Par la suite il y a un risque de sténose digestive et apparition d’un méga-œsophage. Les lésions définitives ne sont cependant pas immédiates, et aucun avis définitif ne doit être donné avant quelques jours.
Pronostic
Il dépend des conditions d’exposition : il est bon à court terme pour une simple exposition cutanée ; dans le cas d’une ingestion, les intoxications sont toujours graves, une mort brutale est possible, en particulier chez l’animal jeune. Les lésions définitives ne sont appréciables qu’après plusieurs jours. Le pronostic est donc à réserver. Une légère amélioration peut être constatée 3 à 4 jours après l’exposition, mais les complications digestives (sténose ou méga-œsophage) n’apparaissent que 2 à 3 semaines plus tard.
Traitement
Contre-indications formelles :
  • ne pas faire vomir, ce qui créerait une seconde exposition de l’œsophage et de la cavité buccale au caustique
  • ne pas chercher à neutraliser (un acide par une base, un oxydant par un réducteur, et réciproquement)
Traitement symptomatique :
  • dilution légère : dans la demi-heure suivant l’ingestion, administrer environ une cuillère à soupe d’eau pour 10 kg de poids si le produit est concentré ; en effet il est préférable d’être confronté à un ulcère étendu mais peu profond plutôt qu’à un petit ulcère perforant
  • lavage de la cavité buccale
  • décontamination cutanée (à l’eau) et oculaire (sérum physiologique) pendant 10 minutes
  • pansements digestifs sauf en cas d’ulcère perforant pour éviter un passage dans la cavité abdominale
  • anti-acides (ranitidine, Azantac®, ) qui diminuent les sécrétions gastriques et favorisent la cicatrisation des ulcères digestifs
  • antibiothérapie de couverture (spectre large)
  • traitement de l’état de choc : fluidothérapie, adrénaline, atropine, corticoïdes à action rapide (Solumédrol®)
Traitements controversés :
  • ne pas donner de charbon végétal activé, qui est irritant et qui adsorbe mal les caustiques. De plus il gêne l’endoscopie dans les heures qui suivent.

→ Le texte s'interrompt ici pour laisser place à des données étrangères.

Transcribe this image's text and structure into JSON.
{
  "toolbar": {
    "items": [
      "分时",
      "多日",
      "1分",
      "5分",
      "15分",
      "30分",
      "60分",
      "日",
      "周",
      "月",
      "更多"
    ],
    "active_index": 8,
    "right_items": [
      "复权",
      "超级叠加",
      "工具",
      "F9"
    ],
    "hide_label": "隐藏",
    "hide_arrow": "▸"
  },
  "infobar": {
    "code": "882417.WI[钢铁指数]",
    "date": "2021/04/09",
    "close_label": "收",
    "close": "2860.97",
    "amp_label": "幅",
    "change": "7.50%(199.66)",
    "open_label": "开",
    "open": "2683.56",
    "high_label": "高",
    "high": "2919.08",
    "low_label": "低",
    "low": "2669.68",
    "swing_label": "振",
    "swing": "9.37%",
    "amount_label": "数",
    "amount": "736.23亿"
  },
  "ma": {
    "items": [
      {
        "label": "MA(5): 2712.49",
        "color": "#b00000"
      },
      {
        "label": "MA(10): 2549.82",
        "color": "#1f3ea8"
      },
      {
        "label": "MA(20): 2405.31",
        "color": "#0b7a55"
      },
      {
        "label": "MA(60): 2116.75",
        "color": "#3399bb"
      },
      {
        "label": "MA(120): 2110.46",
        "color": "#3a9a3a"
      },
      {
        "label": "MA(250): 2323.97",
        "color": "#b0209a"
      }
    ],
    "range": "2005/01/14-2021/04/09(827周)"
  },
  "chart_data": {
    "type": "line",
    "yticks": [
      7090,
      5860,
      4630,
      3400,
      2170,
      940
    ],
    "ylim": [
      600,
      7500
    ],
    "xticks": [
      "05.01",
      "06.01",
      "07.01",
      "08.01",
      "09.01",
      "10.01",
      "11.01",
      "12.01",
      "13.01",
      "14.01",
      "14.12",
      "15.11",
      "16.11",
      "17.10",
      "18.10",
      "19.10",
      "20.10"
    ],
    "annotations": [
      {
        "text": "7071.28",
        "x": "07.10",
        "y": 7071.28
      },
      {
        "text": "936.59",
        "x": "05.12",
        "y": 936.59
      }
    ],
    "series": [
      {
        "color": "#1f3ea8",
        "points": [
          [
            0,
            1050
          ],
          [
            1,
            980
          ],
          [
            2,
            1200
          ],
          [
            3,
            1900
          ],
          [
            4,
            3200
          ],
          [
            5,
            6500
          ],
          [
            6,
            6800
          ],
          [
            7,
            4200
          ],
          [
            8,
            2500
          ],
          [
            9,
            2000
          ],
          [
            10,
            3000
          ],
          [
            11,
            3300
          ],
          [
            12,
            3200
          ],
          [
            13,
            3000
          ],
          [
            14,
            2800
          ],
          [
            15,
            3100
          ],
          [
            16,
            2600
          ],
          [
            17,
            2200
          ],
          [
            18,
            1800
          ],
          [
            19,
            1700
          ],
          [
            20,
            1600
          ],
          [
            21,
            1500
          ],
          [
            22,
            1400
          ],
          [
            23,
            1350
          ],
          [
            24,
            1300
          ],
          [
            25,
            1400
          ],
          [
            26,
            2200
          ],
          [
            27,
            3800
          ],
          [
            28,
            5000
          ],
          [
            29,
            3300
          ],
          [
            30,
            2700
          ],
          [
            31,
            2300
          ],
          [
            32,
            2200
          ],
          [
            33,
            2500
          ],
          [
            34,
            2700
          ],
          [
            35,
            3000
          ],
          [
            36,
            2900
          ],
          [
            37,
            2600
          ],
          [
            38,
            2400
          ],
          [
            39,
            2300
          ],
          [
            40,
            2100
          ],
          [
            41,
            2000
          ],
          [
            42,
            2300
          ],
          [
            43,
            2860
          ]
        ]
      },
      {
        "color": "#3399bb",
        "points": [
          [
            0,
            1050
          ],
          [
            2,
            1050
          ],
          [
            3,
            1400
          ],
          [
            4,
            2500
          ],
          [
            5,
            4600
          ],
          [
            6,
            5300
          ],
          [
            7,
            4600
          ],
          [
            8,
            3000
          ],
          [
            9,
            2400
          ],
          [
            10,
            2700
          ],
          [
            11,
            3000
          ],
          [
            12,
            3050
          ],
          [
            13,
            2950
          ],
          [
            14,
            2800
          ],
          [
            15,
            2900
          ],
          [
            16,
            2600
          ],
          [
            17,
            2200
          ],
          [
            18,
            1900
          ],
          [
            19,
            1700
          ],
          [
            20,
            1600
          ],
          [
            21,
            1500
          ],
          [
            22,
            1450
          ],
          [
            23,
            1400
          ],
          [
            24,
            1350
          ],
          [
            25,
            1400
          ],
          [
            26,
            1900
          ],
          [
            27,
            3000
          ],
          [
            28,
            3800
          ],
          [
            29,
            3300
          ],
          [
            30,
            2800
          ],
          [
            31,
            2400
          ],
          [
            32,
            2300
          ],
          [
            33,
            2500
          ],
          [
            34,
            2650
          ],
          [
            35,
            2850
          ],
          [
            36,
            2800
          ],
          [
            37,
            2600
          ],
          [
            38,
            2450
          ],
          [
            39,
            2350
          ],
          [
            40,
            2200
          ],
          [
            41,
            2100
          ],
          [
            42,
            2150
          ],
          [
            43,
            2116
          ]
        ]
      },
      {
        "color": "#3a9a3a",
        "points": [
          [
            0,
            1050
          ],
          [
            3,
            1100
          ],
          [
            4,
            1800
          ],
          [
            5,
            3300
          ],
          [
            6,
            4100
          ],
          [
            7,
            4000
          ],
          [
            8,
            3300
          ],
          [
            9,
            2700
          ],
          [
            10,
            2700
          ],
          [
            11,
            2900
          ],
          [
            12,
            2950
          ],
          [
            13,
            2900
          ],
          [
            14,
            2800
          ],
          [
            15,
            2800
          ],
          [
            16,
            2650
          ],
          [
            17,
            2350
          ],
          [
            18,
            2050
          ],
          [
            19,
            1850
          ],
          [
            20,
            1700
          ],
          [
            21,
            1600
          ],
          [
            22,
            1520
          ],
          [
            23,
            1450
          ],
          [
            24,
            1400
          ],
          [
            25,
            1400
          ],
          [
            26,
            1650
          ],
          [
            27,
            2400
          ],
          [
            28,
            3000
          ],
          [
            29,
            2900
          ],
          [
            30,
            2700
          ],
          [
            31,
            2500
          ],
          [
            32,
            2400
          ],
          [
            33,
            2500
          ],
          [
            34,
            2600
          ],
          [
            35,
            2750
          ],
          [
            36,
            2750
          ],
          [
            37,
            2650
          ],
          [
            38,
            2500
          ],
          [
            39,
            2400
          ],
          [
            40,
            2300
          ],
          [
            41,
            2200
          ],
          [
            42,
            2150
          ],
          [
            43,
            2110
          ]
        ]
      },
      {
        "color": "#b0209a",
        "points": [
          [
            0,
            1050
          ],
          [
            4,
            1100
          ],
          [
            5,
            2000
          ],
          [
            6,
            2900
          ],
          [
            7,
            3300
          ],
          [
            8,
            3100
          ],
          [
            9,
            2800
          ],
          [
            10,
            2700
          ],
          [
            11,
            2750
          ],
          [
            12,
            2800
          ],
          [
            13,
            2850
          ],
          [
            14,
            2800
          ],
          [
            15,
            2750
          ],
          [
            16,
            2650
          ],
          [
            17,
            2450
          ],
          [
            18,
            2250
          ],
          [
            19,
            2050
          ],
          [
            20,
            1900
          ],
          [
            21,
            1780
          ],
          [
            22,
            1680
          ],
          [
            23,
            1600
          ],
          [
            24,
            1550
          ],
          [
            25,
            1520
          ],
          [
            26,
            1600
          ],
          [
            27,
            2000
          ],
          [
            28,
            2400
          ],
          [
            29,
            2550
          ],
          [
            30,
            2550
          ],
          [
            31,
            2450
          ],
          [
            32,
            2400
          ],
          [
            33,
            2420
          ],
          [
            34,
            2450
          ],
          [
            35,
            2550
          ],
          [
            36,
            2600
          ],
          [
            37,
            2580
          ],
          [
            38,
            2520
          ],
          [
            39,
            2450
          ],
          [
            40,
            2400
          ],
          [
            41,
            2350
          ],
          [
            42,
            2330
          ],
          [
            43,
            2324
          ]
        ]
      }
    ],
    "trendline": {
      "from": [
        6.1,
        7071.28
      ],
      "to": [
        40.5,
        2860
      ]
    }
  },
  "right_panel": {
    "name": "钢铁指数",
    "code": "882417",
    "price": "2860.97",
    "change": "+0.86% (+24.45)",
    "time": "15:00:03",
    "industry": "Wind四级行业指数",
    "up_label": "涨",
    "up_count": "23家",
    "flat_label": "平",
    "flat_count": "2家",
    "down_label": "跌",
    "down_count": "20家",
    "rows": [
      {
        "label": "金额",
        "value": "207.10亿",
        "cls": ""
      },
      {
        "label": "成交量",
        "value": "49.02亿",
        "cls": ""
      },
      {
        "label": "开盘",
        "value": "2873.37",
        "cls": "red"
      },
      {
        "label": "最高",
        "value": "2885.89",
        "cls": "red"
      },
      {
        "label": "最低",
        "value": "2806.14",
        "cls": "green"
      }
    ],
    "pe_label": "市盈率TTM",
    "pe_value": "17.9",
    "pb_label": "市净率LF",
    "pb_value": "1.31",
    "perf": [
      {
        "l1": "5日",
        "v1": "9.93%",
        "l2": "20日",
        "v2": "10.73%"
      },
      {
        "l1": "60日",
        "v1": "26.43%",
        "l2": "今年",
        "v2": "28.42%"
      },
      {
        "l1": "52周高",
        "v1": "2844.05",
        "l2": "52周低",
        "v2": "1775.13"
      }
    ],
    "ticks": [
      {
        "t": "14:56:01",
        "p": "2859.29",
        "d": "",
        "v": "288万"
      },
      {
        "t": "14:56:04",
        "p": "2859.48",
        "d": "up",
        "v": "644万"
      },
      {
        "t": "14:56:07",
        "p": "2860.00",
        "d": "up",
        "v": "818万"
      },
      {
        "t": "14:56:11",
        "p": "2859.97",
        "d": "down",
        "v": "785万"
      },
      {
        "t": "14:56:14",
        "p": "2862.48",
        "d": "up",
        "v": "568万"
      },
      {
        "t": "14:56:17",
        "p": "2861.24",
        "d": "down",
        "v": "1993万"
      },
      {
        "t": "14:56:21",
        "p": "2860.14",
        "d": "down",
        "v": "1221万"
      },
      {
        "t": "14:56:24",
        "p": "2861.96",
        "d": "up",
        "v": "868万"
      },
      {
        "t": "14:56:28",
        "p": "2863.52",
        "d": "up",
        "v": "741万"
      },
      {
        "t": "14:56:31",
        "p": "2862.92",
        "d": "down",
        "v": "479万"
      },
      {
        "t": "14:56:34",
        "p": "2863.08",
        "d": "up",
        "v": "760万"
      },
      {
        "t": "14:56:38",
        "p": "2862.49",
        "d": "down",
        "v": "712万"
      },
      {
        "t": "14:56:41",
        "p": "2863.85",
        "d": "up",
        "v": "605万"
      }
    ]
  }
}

  • la dilution doit être légère (10 mL pour 10 kg) et précoce pour limiter l’extension des ulcères ; mais en cas de trop forte dilution, il y a un risque majoré de vomissements qu’on essaie d’éviter.
  • les corticoïdes à action rapide (nécessaires en cas de choc) peuvent être utilisés pendant 3 à 4 jours : même s’ils ralentissent la cicatrisation des ulcères, ils limitent la fibrose et donc la sténose digestive. De plus ils diminuent l’inflammation donc l’animal a un meilleur état général et il se réalimente plus vite.

Notons que si l’animal présente des vomissements plus ou moins chroniques ou du méléna suite à l’ingestion de caustiques, une endoscopie est conseillée. Lors d’ingestion de pastilles de Javel, celles-ci transitent très lentement ; il y a donc dépôt et adhérence du toxique le long de l’œsophage. On peut alors faire vomir mais il faut ensuite administrer de la paraffine si plusieurs pastilles ont été ingérées.
Bibliographie
Humphreys, DJ. 1988. Veterinary toxicology. [éd.] WD Saunders. 3rd edition. London : Baillière Tindall, 1988. p.356.
Plumlee, KH. 2004. Clinical Veterinary Toxicology. Saint-Louis : Mosby, 2004. p.477.